The family moved to Anaconda, Montana, in 1884. While living in Anaconda, Toole worked for Marcus Daly's smelter and became known as Daly's right-hand man. Toole was elected to the territorial legislature in 1886 and reelected in 1888. He was nominated to the state legislature in 1889 and was part of the Montana Constitutional Convention. In 1900, the Toole family relocated to Missoula, Montana, where Toole became president of the Big Blackfoot Milling Company. Toole died on March 4, 1916, in California and was buried in Missoula Cemetery.

== Family ==
 Toole married Anna Hardenbrook on November 2, 1882. Their first child Honora was born in 1883. She eventually married John R. Clifton. The couple's second daughter Thula was born in 1885 and married George Weisel. Their first son Allan was born in 1887, followed by Howard born in 1890. Howard would eventually marry Marjorie Ross. The third son Brice was born in 1893, followed by John R. Jr.
Today, Missoula has a street named Toole Avenue as well as a John H. Toole Park. John Howard Toole, for whom the Park is named was the grandson of John R. Toole, first son of Howard Toole and Marjorie Ross. John H. was a decorated World War II veteran who became a successful businessman and eventually served as Mayor of Missoula. He died in 1991.

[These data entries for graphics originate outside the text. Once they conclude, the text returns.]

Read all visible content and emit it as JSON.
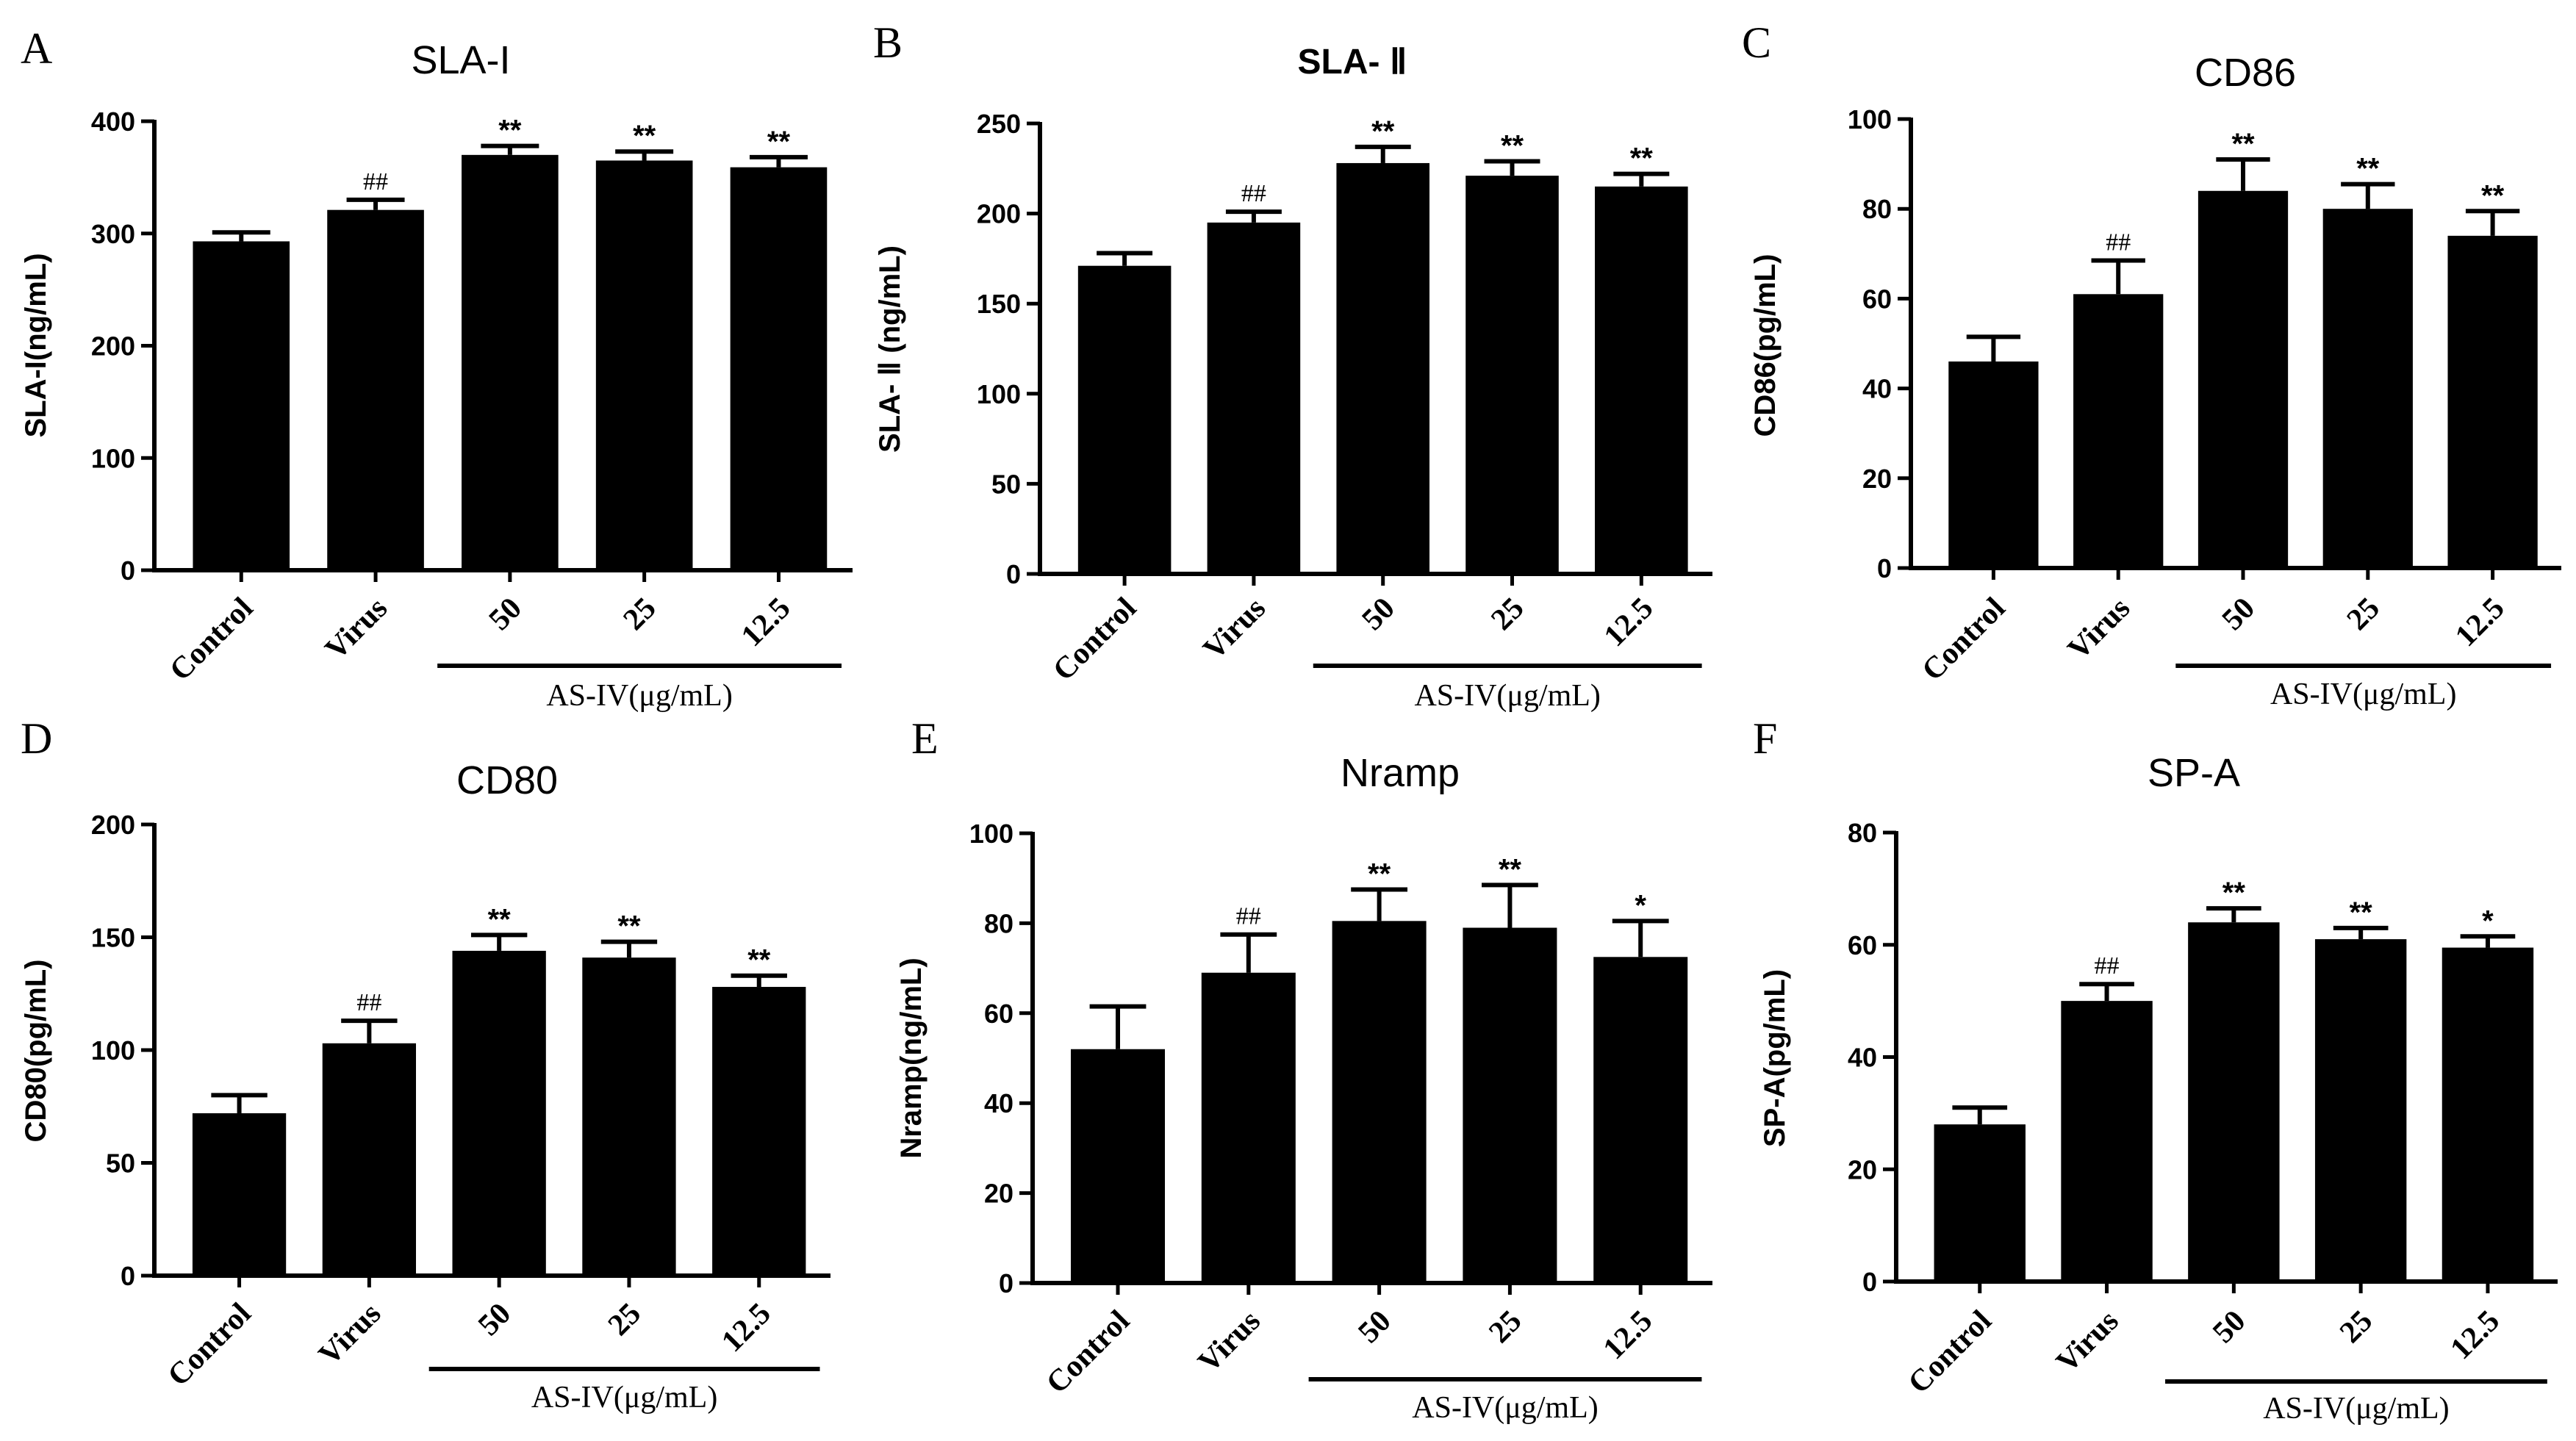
{
  "chart_data": [
    {
      "type": "bar",
      "letter": "A",
      "title": "SLA-I",
      "title_bold": false,
      "ylabel": "SLA-I(ng/mL)",
      "ylim": [
        0,
        400
      ],
      "yticks": [
        0,
        100,
        200,
        300,
        400
      ],
      "categories": [
        "Control",
        "Virus",
        "50",
        "25",
        "12.5"
      ],
      "values": [
        293,
        321,
        370,
        365,
        359
      ],
      "errors": [
        8,
        9,
        8,
        8,
        9
      ],
      "significance": [
        "",
        "##",
        "**",
        "**",
        "**"
      ],
      "group_label": "AS-IV(μg/mL)"
    },
    {
      "type": "bar",
      "letter": "B",
      "title": "SLA- Ⅱ",
      "title_bold": true,
      "ylabel": "SLA- Ⅱ (ng/mL)",
      "ylim": [
        0,
        250
      ],
      "yticks": [
        0,
        50,
        100,
        150,
        200,
        250
      ],
      "categories": [
        "Control",
        "Virus",
        "50",
        "25",
        "12.5"
      ],
      "values": [
        171,
        195,
        228,
        221,
        215
      ],
      "errors": [
        7,
        6,
        9,
        8,
        7
      ],
      "significance": [
        "",
        "##",
        "**",
        "**",
        "**"
      ],
      "group_label": "AS-IV(μg/mL)"
    },
    {
      "type": "bar",
      "letter": "C",
      "title": "CD86",
      "title_bold": false,
      "ylabel": "CD86(pg/mL)",
      "ylim": [
        0,
        100
      ],
      "yticks": [
        0,
        20,
        40,
        60,
        80,
        100
      ],
      "categories": [
        "Control",
        "Virus",
        "50",
        "25",
        "12.5"
      ],
      "values": [
        46,
        61,
        84,
        80,
        74
      ],
      "errors": [
        5.5,
        7.5,
        7,
        5.5,
        5.5
      ],
      "significance": [
        "",
        "##",
        "**",
        "**",
        "**"
      ],
      "group_label": "AS-IV(μg/mL)"
    },
    {
      "type": "bar",
      "letter": "D",
      "title": "CD80",
      "title_bold": false,
      "ylabel": "CD80(pg/mL)",
      "ylim": [
        0,
        200
      ],
      "yticks": [
        0,
        50,
        100,
        150,
        200
      ],
      "categories": [
        "Control",
        "Virus",
        "50",
        "25",
        "12.5"
      ],
      "values": [
        72,
        103,
        144,
        141,
        128
      ],
      "errors": [
        8,
        10,
        7,
        7,
        5
      ],
      "significance": [
        "",
        "##",
        "**",
        "**",
        "**"
      ],
      "group_label": "AS-IV(μg/mL)"
    },
    {
      "type": "bar",
      "letter": "E",
      "title": "Nramp",
      "title_bold": false,
      "ylabel": "Nramp(ng/mL)",
      "ylim": [
        0,
        100
      ],
      "yticks": [
        0,
        20,
        40,
        60,
        80,
        100
      ],
      "categories": [
        "Control",
        "Virus",
        "50",
        "25",
        "12.5"
      ],
      "values": [
        52,
        69,
        80.5,
        79,
        72.5
      ],
      "errors": [
        9.5,
        8.5,
        7,
        9.5,
        8
      ],
      "significance": [
        "",
        "##",
        "**",
        "**",
        "*"
      ],
      "group_label": "AS-IV(μg/mL)"
    },
    {
      "type": "bar",
      "letter": "F",
      "title": "SP-A",
      "title_bold": false,
      "ylabel": "SP-A(pg/mL)",
      "ylim": [
        0,
        80
      ],
      "yticks": [
        0,
        20,
        40,
        60,
        80
      ],
      "categories": [
        "Control",
        "Virus",
        "50",
        "25",
        "12.5"
      ],
      "values": [
        28,
        50,
        64,
        61,
        59.5
      ],
      "errors": [
        3,
        3,
        2.5,
        2,
        2
      ],
      "significance": [
        "",
        "##",
        "**",
        "**",
        "*"
      ],
      "group_label": "AS-IV(μg/mL)"
    }
  ]
}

== Big Blackfoot Milling Company==
The Anaconda Mining Company, which was owned by copper-king Marcus Daly, began expanding and established a milling company in Missoula. The purpose of the company was to harvest timber to run Anaconda's smelter. John R. Toole became president of the company shortly after he moved to Missoula. The mill was known by various other names over the years, including Hammond-Bonner Lumber Mill, the Anaconda Mill and the Western Lumber Mill. By 1900, the Big Blackfoot Milling Company had depleted much of its timber supply and started cutting further up the Blackfoot. Most of the logs were floated down the river to Bonner.

==Toole house==
 The neoclassical Toole home in Missoula, located on Gerald Avenue, was designed in 1902 by architect J.F. Everett. Everett followed the style of the popular World's Columbian Exposition in Chicago. Twelve-foot ceilings, pocket doors and oak columns are just a few of the features in the house. It also has seven fireplaces and, according to Toole, "There was not a more attractive fireside in Montana." A Palladian window and fan lights line the main entry. Anna Hardenbrook Toole sold the house in 1931 to Kappa Kappa Gamma, giving a home to the first sorority in Missoula. Two of Toole's daughters, as well as granddaughters, great-granddaughters and a daughter-in-law, have been members of Kappa Kappa Gamma and called the house their home during their college years. Three additions have been made to the house, but it still retains its original symmetry and classical ornamentation. In 1983, the house was placed on the National Register of Historic Places.